Title: Re: DNA Frees Polygraph Victim Jeffrey Mark Deskov
Post by LieBabyCryBaby on Sep 22nd, 2006 at 10:50pm
George,

This is a very interesting article.   Interesting enough that I wanted to respond, which I rarely do.  This is what interested me most about the article:

"Police soon focused their attention on Deskovic, then 16, and concluded that he was obsessed with the dead girl and may have been her killer. They claimed he constantly went to them, offering information, and knew some key details that had not been disclosed."
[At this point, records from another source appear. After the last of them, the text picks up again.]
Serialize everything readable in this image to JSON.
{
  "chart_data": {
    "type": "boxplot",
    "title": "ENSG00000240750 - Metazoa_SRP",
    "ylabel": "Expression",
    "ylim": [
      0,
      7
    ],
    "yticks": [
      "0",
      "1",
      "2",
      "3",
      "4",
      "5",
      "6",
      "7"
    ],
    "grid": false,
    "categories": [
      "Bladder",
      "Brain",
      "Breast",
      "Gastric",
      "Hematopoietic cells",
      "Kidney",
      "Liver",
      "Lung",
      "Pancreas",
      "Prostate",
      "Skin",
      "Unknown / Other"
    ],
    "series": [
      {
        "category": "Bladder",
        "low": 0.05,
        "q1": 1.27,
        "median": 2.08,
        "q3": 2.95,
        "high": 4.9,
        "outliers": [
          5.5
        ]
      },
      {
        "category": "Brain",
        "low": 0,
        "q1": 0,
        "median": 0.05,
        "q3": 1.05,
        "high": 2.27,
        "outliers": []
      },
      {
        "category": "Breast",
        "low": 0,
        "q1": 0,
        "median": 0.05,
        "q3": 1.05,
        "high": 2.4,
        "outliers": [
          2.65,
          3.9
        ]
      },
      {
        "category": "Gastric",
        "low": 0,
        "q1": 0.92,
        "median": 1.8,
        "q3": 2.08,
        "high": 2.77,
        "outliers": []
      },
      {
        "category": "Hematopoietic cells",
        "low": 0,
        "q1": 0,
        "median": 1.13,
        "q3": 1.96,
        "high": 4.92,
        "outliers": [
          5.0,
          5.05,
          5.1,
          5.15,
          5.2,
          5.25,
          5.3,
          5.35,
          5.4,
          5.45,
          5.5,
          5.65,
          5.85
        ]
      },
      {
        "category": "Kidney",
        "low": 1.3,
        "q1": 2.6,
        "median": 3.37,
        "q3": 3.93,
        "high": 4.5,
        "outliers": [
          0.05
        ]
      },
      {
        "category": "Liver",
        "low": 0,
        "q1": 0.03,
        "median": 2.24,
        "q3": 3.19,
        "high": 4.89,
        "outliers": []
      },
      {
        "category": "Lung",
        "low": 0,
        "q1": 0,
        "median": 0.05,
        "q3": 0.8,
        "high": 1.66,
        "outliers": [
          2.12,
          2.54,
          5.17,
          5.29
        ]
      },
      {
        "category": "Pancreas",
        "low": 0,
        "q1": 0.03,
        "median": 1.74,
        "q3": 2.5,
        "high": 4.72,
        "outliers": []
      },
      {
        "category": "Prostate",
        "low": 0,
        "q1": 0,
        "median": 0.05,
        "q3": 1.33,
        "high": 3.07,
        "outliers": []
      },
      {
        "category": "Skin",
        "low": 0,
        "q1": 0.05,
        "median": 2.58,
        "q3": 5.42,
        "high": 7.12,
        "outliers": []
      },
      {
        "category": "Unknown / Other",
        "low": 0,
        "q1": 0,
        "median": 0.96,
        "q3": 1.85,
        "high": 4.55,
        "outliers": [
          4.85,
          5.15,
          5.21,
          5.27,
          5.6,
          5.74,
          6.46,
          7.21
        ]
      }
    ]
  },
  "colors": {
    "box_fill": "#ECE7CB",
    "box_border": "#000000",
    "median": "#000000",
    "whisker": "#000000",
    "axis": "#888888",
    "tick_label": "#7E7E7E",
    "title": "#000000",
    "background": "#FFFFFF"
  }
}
"Two months later, he agreed to take a polygraph test. After several hours, when he was convinced he had done poorly, he broke down, telling Detective Thomas McIntyre that he had hit Correa over the head with a Gatorade bottle and smothered her."

The detectives claimed that Deskovic "knew some key details that had not been disclosed." Later, he was "convinced he had done poorly" on the polygraph test, so he "broke down" and confessed.

I would sure like to know the actual results of that polygraph test.  If he passed it, then the detectives must have been so convinced of their case against him, due to his knowledge of details that only the killer would know, that they ignored the polygraph results and pursued the interrogation, using the polygraph as a prop in spite of the actual results.  Then again, if he actually failed the polygraph, then it makes me wonder whether he had guilty knowledge of undisclosed details of the crime, as claimed by the detectives.  Perhaps he wasn't the actual rapist/murderer, but perhaps he was an accomplice or witness.

Remember, the jury had to be quite sure, based on the facts of the case, not just an allegedly forced confession from a teenager, to ultimately convict him.  Also remember that the appellate judges agreed with the jury.

I know this is an ANTI-polygraph website, but perhaps we don't know enough about this case to assume that the polygraph failed, or that this "victim" was completely innocent in this crime despite the lack of his own DNA evidence.

Sure, I'm viewing this case through the eyes of the PRO-polygraph side, but it ought to make even some of the ANTI- folks wonder a little bit, don't you think?